Friday, January 02, 2015

Active schooling, desireable dexterity...

Paper tearing takes no tools, just the bare fingertips.
I have been feeling a bit strange. Our battle against SWEPCO has been a part of my daily life for 21 months. To awaken with the opposing army having left the field of battle is an amazing thing, leaving me wondering what I am to do next. Definition of self as active or passive is one of the questions that Shakespeare addressed in Macbeth. "To be or not to be, That is the question." When we are actively engaged in effort, the boundaries of self are clarified, expanded, or shrunken, depending on the situation. Fortunately, I have the wood shop and writing to fall back on and plenty to do in a less contentious direction.

My participation in Save the Ozarks has made me something of a local celebrity in ways my woodworking and writing have not. Wherever I go, I receive attention from those who want to celebrate our victory and offer their congratulations.

Today I have a conference call with the attorney who has handled our legal case. I also have work to do at school to prepare for next week's classes, and writing to do for the book. Somewhere at the back of the mind, I'm moving along and adjusting to a new reality in which the multi-billion dollar AEP/SWEPCO is no longer an immediate adversary.

In her book Primary Handwork, Ella Dobbs explained that her book was not to offer ready-made patterns and that her book was intended to offer a framework useful to teachers.
"The ready-made pattern implies dictation on the part of the teacher and mechanical imitation and repetition on the part of the pupil, -- a process almost fatal to spontaneous effort. While it is possible through a method of dictation to secure results which seem, at first, to be much better than the crude constructions which children are able to work out for themselves, it is only a superficial advantage, and one gained at the expense of the child's growth in power to think and act independently. It is an advantage closely akin to the parrotlike recitation of the pupil who catches a few glib phrases and gives them back without thought, as compared with the recitation of the pupil who thinks and expresses his thoughts in his own childish language."
A similar statement could be made in this blog. My purpose is not to propose a set curriculum for teachers to download into their own classrooms and apply, but to offer a few examples and guidance in how the educational lives of children can be enriched through creative and expressive acts.

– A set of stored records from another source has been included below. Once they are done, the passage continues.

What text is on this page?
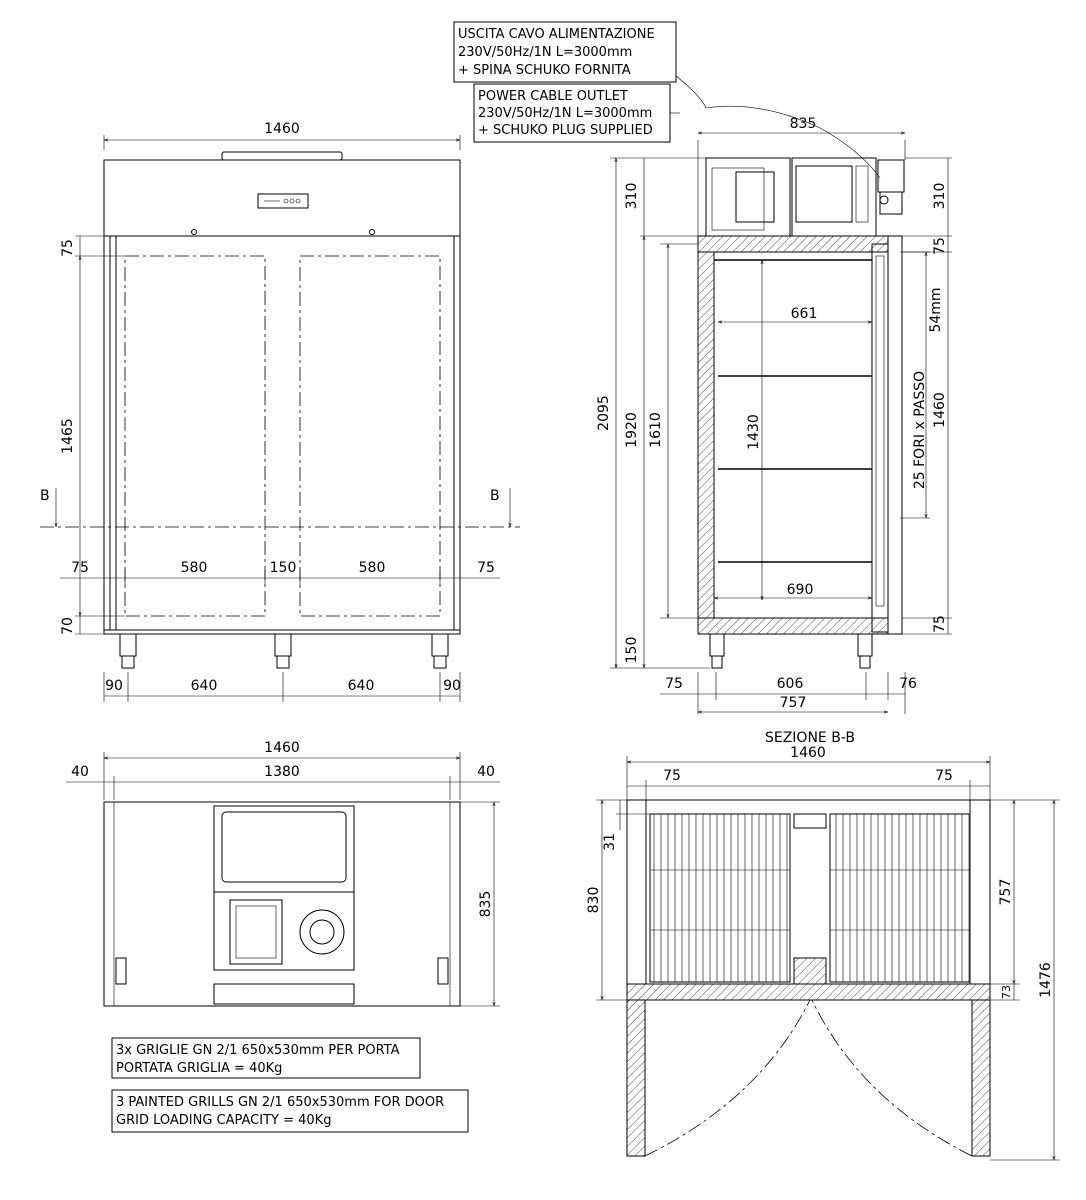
USCITA CAVO ALIMENTAZIONE
230V/50Hz/1N L=3000mm
+ SPINA SCHUKO FORNITA
POWER CABLE OUTLET
230V/50Hz/1N L=3000mm
+ SCHUKO PLUG SUPPLIED
1460
75
1465
70
B	B
75	580	150	580	75
90	640	640	90
835
2095
310
1920 1610
150
310
75
75
54mm
25 FORI x PASSO 1460
661
1430
690
75	606	76
757
SEZIONE B-B
1460
40	1380	40
835
3x GRIGLIE GN 2/1 650x530mm PER PORTA
PORTATA GRIGLIA = 40Kg
3 PAINTED GRILLS GN 2/1 650x530mm FOR DOOR
GRID LOADING CAPACITY = 40Kg
1460
75	75
830
31
757
73 1476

As we watch children using high tech devices, fingertips racing over glass, we are fooled into thinking they are doing wondrous things. But are they being fully expressive? Without the ability to break down the machine into its parts for their own manipulation and understanding, what have they truly gained by the use of their fingers to trace parrotlike the limited potentialities of what the machine has been programmed to do?

One of the activities described in Primary Handwork is paper tearing. Dobbs says of it,
"Paper tearing serves many of the same purposes sought in cutting, and has several strong points in its favor. Working directly with the fingertips tends to develop a desirable dexterity of manipulation. The nature of the process prevents the expression of small details and tends to emphasize bold outlines and big general proportions. Working directly with the fingers tends also to prevent weak dependence upon certain tools and tends to develop power to express an idea by whatever means is at hand."
Make, fix and create...

1 comment:

  1. Congratulations, Doug, on winning this battle. But the war still wages on and there needs to be a larger strategy to contain it. Could SAVE THE OZARKS become a proactive player in shaping the energy future of Arkansas?